In September 2013, G20 Leaders in St Petersburg committed to develop comprehensive growth strategies by Brisbane summit in 2014. These commitments would be encapsulated in a 'Brisbane Action Plan'. This challenge for 2014 is to turn that commitment into results. To be effective, these growth strategies will need to include practical actions to get better productivity and competitiveness, strengthen investment in infrastructure, encourage trade, make it easier to do business and boost employment. Individual country reforms would need to be complemented and strengthened by similar actions by all G20 members.

Building Global Economic Resilience

Adding to addressing the growth challenge, G20 has an important role in ensuring that international and domestic economic policies work together to immunise global economy against future shocks. The G20 has established a wide-ranging work program to manage global economic and financial risks. Implementing these commitments would complement the G20's growth agenda to make sure growth is strong but sustainable in the long term.


The financial crisis has profoundly changed economic landscape and shown, in excess of ever, the requirement for both advanced and developing economies to work together more closely to tackle global problems.

With advanced economies, particularly in Europe, continuing to show weak economic prospects and the larger emerging economies showing signs of economic deceleration after several years of strong growth, G20 leaders would not be short of agenda items.

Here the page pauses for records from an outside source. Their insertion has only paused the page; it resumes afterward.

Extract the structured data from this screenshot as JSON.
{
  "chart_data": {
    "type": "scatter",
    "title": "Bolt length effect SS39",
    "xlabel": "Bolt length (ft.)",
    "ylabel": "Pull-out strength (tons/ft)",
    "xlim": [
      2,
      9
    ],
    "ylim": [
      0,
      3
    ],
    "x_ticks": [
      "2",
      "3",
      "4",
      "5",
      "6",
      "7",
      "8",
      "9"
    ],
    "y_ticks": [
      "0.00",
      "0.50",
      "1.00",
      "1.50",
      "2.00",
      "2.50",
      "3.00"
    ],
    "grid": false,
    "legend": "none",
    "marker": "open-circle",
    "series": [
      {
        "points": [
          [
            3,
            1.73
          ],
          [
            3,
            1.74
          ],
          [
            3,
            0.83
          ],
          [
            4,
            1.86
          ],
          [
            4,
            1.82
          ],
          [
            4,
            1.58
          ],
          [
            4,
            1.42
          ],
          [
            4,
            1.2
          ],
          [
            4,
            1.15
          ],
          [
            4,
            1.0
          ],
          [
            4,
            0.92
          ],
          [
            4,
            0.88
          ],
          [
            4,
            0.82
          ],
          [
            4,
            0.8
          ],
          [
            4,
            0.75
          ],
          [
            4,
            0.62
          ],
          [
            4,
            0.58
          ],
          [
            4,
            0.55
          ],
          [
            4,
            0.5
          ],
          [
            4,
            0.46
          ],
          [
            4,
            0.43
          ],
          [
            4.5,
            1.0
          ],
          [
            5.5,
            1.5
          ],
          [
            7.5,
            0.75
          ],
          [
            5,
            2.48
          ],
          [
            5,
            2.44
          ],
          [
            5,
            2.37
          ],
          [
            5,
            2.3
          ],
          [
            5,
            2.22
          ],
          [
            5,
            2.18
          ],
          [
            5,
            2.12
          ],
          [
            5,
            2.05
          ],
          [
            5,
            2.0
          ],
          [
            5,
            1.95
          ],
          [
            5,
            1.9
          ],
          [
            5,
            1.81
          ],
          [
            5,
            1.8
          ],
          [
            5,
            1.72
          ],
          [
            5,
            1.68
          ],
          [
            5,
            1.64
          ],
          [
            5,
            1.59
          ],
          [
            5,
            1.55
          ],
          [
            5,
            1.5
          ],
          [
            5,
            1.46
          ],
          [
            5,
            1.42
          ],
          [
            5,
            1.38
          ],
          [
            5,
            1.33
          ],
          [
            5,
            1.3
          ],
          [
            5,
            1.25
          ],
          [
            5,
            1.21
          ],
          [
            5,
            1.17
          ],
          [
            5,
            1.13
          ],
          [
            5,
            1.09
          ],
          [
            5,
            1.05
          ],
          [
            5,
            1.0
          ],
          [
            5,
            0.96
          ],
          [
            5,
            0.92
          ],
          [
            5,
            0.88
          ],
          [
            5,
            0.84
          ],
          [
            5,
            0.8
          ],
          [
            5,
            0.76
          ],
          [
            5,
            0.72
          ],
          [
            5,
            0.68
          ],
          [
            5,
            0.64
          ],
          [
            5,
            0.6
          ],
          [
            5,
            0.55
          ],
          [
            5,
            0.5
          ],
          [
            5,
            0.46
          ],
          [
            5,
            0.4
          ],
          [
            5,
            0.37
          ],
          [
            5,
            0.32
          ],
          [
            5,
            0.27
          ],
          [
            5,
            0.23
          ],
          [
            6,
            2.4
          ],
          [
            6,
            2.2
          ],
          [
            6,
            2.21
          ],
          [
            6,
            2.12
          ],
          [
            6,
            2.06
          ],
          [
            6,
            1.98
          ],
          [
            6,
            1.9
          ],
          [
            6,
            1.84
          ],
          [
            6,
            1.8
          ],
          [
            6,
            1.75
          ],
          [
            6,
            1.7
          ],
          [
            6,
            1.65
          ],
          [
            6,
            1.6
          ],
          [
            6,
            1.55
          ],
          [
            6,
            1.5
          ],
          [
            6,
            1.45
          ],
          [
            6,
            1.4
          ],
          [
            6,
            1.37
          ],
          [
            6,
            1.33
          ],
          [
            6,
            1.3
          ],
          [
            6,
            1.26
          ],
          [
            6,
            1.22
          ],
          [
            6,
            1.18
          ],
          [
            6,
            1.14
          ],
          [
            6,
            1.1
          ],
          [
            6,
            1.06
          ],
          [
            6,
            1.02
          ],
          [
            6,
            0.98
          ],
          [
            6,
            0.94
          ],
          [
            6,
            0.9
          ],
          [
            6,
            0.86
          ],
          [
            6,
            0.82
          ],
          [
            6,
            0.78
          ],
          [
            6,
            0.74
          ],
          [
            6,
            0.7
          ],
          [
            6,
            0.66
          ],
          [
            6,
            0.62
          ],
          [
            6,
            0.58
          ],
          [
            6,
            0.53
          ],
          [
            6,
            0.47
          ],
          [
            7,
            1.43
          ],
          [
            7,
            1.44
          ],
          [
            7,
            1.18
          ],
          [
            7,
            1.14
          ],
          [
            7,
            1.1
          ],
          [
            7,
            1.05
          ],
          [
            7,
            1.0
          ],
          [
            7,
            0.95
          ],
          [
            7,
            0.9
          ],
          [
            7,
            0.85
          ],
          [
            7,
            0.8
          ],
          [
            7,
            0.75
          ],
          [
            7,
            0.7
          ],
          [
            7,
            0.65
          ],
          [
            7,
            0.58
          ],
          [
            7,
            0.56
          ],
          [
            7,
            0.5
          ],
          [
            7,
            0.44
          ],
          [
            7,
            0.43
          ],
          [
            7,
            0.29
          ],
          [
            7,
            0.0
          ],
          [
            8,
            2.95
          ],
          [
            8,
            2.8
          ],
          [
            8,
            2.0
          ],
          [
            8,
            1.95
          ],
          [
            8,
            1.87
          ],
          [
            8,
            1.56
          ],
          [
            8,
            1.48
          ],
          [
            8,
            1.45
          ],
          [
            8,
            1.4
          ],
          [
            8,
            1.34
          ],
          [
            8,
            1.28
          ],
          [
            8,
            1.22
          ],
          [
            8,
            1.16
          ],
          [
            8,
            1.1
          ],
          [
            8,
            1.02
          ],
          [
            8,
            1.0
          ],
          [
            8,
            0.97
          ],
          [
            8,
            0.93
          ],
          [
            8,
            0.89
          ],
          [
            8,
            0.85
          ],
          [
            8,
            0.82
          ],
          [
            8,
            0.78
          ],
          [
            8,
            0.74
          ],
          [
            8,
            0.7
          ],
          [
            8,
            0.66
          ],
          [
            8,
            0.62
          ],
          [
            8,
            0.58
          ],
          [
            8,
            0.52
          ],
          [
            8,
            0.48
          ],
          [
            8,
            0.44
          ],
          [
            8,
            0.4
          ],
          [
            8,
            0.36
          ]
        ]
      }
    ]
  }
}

Though, as The Global Competitiveness Report 2013-2014 launched yesterday, highlights, the global economy will find out itself on a more solid footing only by adopting long overdue reforms and investments to enhance productivity levels and raise competitiveness.

Explore the competitiveness tracker.

There is no medicine to address all these concerns. Numerous advanced economies for example Spain or Italy continue to suffer from important competitiveness challenges, as in the emerging economies, especially BRICS, competitiveness levels have stagnated.

But even as the drivers of competitiveness differ from country to country, The Global Competitiveness Report 2013-2014 also finds common factors holding back economical in many of these countries. The lack of a strong and well-organized institutional set-up, along with bureaucratic institutions and high levels of corruption, ranks high on list.

Furthermore, inefficiencies in the functioning of markets due to insufficient levels of competition affect the productive allocation of resources. Rigidities in labour markets hamper countries' ability to get the best out of their workforce.

Innovation is probably the most important factor. The lack of capability to translate ideas into high-value products or services is a concern that increasingly affects advanced and emerging economies. As the innovation landscape becomes increasingly "flat", raising the innovation potential of companies by supporting the generation of new ideas and an enabling business environment is crucial to unlocking productivity, contributing to the rise of global information spill over's, and providing more and improved opportunities for all.

Setting these problems right will need strengthening function of the global financial market, reigniting enhanced competition in the goods markets during increased trade, boosting entrepreneurship measures and clamping down on market-dominant positions. It also means improving functioning of institutions and creating the right environment to advance innovation through investments in education, skills, research and technology.

It will not be easy to adopt these reforms will not be it must be at the top of long-term agenda of the G20. It will need commitment and determination, and political leaders will have to rebalance key elements of their countries' social and economic systems, while winning public support for change. Cooperative leadership among business, government and civil society, both nationally and globally, should set shared objectives around the global competitiveness agenda. If the G20 gets this correct, we may look forward to new and improved opportunities for all.